Ein Mann aus New York wurde Mitte Januar 2026 wegen eines Bankbetrugs- und Identitätsdiebstahlsplans verurteilt, bei dem ein gestohlener Steuererstattungscheck über 810.000 US‑Dollar verwendet wurde, teilte das Büro des US‑Staatsanwalts in Massachusetts mit. Die Verurteilung wurde im Rahmen einer Serie von Durchsetzungsmaßnahmen des Justizministeriums (DOJ) veröffentlicht, die Zahlungs- und Rückerstattungsbetrug sowie Identitätsdiebstahlsringe hervorheben.

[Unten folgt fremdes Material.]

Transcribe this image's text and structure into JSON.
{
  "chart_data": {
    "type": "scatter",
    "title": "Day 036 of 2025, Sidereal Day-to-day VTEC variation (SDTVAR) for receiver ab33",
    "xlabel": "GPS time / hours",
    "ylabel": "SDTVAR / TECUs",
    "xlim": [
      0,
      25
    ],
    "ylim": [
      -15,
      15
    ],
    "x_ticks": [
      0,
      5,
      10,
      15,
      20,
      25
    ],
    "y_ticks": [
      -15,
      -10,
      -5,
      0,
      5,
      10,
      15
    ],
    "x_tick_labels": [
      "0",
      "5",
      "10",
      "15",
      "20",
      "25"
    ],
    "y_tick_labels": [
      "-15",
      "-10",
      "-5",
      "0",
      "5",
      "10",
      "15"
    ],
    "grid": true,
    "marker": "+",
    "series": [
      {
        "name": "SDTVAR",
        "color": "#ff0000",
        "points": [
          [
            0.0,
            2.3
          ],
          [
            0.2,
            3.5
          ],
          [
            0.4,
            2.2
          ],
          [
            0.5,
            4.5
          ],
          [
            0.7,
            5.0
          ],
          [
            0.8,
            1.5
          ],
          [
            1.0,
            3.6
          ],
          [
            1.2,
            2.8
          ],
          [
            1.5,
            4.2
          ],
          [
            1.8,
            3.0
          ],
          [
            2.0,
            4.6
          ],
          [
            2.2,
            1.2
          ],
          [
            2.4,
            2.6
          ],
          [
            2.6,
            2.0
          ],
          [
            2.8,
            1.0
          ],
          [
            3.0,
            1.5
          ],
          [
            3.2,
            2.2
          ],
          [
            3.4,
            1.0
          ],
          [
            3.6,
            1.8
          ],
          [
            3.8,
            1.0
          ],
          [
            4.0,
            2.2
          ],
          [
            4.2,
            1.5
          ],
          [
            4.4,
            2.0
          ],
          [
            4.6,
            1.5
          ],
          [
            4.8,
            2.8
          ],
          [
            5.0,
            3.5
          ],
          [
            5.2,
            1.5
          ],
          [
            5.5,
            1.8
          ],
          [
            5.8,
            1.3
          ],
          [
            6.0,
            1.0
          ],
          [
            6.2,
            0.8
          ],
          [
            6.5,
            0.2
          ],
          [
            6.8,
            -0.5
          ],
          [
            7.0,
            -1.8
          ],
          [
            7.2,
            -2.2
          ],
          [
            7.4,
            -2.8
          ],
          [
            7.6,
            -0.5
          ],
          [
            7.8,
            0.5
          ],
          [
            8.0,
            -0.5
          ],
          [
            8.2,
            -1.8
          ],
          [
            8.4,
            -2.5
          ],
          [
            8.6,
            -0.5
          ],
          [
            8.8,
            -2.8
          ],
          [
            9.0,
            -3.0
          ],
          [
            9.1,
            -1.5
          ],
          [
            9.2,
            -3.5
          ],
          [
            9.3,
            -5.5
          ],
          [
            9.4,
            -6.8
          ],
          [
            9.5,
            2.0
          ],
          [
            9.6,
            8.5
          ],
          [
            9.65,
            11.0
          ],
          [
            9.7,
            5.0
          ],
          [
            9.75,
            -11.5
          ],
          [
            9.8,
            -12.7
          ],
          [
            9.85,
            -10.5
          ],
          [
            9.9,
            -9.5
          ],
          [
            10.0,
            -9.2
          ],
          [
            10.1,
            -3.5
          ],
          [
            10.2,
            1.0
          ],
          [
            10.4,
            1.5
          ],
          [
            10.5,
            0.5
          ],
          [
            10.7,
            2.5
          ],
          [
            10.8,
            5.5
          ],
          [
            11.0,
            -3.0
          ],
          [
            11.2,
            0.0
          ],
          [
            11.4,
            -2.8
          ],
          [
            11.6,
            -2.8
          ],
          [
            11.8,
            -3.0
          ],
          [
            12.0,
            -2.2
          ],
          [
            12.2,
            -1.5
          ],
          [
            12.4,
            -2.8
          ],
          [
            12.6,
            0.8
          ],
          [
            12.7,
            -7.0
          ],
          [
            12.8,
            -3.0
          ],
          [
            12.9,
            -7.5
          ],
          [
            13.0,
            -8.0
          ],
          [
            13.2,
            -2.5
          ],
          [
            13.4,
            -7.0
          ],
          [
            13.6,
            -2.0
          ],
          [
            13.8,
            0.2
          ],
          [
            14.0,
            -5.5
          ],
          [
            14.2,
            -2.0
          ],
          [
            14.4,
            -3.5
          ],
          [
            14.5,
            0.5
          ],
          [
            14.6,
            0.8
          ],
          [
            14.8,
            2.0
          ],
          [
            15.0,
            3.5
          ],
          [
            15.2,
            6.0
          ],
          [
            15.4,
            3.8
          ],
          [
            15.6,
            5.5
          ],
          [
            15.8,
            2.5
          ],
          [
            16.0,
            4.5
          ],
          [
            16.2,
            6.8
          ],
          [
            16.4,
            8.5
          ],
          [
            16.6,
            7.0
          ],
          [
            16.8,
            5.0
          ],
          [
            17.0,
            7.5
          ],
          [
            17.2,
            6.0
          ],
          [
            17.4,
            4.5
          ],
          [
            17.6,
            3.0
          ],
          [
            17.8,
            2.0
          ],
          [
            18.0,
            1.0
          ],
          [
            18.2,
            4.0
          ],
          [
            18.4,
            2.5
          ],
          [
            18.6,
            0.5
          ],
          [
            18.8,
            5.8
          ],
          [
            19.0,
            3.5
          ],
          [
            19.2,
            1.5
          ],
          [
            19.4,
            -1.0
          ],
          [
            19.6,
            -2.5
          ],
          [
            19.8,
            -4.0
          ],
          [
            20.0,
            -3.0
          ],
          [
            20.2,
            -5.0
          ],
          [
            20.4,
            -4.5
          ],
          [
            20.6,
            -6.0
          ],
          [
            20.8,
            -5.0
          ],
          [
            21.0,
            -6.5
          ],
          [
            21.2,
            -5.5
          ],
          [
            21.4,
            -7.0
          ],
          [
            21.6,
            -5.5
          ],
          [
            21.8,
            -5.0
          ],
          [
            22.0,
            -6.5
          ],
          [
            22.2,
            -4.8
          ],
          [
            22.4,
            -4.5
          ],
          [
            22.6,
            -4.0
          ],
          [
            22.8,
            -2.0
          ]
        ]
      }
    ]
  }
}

Bundesanwälte berichteten, dass ein Angeklagter aus New York eine Strafe erhielt, weil er an einem Komplott beteiligt war, das Diebstahl und die Einlösung eines Steuerrückerstattungschecks über 810.000 US-Dollar sowie damit zusammenhängende Identitätsdiebstahls‑Handlungen umfasste. Gerichtsakten und das Presseverzeichnis des US‑Staatsanwalts beschreiben ein Verhaltensmuster, bei dem gestohlene persönliche Daten und gefälschte oder abgefangene Rückerstattungsinstrumente verwendet wurden, um hohe Zahlungen von Finanzinstituten zu erlangen. Der Fall wurde in einem Mitte‑Januar‑Paket von Bekanntgaben zur Betrugsverfolgung aufgeführt und dient als Beispiel für fortlaufende Bemühungen, Netzwerke zu zerschlagen, die Identitätsdiebstahl mit Manipulation von Zahlungsinstrumenten kombinieren. Die Strafzumessung spiegelt das Augenmerk der Staatsanwälte sowohl auf die Rückgewinnung illegaler Mittel als auch auf die Abschreckung von Komplizen wider, die Rückerstattungssysteme ausnutzen. Die Bekanntgabe unterstreicht koordinierte Ermittlungsarbeit über Bezirke hinweg, um Erlöse nachzuverfolgen, verantwortliche Personen anzuklagen und gegebenenfalls Einziehung zu betreiben, und bekräftigt die Priorisierung rückerstattungsbezogener und identitätsbasierter Finanzdelikte durch das DOJ.